Friday, December 09, 2011

A CHARMED LIFE

A Charmed Life, Mary McCarthy, Harcourt Brace and Company, 1955, 313 pp


Mary McCarthy sets her novels in small claustrophobic locations. In A Charmed Life a tiny community of unsuccessful artists crowd each other socially, artistically, even personally. They get together for dinners or play readings, are literary or experimental, or just plain cracked, but all harbor secret unpleasant opinions about each other. Husbands and wives manipulate each other through lies and half truths. If these omissions have consequences, they are not relayed in the novel, but make the reader uncomfortable and nervous.

Martha Sinnott is the exception. She is a former actress, a playwright, seven years into her second marriage and specializes in bad decisions.

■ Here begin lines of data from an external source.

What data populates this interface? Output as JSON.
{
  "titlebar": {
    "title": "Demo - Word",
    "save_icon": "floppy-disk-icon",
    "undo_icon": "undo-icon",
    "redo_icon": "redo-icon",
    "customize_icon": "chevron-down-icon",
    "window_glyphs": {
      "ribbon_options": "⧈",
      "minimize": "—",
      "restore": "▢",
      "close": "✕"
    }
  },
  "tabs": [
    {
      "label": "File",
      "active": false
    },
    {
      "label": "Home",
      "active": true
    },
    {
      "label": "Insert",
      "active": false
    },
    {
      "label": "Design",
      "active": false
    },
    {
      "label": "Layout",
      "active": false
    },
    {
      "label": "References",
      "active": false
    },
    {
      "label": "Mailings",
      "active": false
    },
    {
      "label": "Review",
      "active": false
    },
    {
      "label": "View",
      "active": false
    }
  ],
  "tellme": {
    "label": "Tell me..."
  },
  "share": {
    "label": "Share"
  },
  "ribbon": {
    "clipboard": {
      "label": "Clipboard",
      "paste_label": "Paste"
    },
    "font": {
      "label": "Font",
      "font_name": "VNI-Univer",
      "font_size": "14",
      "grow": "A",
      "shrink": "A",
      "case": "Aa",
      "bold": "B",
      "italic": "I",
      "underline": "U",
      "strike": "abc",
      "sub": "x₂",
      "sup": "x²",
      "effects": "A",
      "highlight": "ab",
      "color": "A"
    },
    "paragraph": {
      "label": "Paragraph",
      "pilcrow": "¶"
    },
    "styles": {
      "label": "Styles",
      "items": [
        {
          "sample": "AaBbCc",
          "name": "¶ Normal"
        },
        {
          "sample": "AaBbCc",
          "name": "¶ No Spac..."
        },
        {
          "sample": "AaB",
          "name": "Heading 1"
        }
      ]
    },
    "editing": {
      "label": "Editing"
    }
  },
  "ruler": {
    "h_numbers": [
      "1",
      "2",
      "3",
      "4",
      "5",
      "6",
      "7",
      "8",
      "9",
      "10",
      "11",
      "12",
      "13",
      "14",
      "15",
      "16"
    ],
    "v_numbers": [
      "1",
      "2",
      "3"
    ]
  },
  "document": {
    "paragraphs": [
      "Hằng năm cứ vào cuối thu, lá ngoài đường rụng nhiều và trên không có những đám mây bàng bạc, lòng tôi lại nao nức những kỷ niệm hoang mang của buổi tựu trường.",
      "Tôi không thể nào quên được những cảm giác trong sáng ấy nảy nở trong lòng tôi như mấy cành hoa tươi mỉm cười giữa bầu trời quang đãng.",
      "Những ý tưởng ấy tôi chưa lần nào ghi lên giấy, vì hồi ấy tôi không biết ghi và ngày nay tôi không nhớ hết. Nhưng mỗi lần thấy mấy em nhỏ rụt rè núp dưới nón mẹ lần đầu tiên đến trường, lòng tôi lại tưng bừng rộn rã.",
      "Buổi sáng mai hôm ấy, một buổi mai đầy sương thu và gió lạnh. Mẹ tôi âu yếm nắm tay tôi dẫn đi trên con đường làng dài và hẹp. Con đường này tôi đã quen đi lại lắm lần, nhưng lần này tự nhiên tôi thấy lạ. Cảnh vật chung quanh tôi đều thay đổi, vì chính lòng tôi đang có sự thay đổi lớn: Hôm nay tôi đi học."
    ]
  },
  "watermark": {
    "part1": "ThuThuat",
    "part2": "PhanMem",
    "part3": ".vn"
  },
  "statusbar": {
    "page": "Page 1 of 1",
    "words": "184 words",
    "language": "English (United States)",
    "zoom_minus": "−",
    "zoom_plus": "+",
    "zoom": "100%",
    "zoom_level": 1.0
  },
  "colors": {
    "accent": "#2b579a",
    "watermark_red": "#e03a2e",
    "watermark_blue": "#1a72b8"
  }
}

Along with her current husband John, she has moved back to New Leeds, where she had lived with her first husband, Miles. He is remarried but still in the area.

When Martha and Miles meet up again at a party, they reconnect in the worst possible way. The consequences wreak havoc with Martha's plans for her life with John. By the time this disaster is fully in place, I was weary of the characters, New Leeds, and the story. It could only end in tragedy.

McCarthy's use of the omniscient third person point of view is impressive. All the thoughts and emotions of each main character were fully exposed. After immersing her readers in everyone's heads, she then tortures us with a drawn out, suspenseful second half of the novel.

I did not like the end though I made myself wait to see what it would be. I could not admire a single character. I felt manipulated myself even to the point of grudging admiration for McCarthy's skill and wit. To one degree or another, everyone I know including myself has some of these characters' unlovely attributes.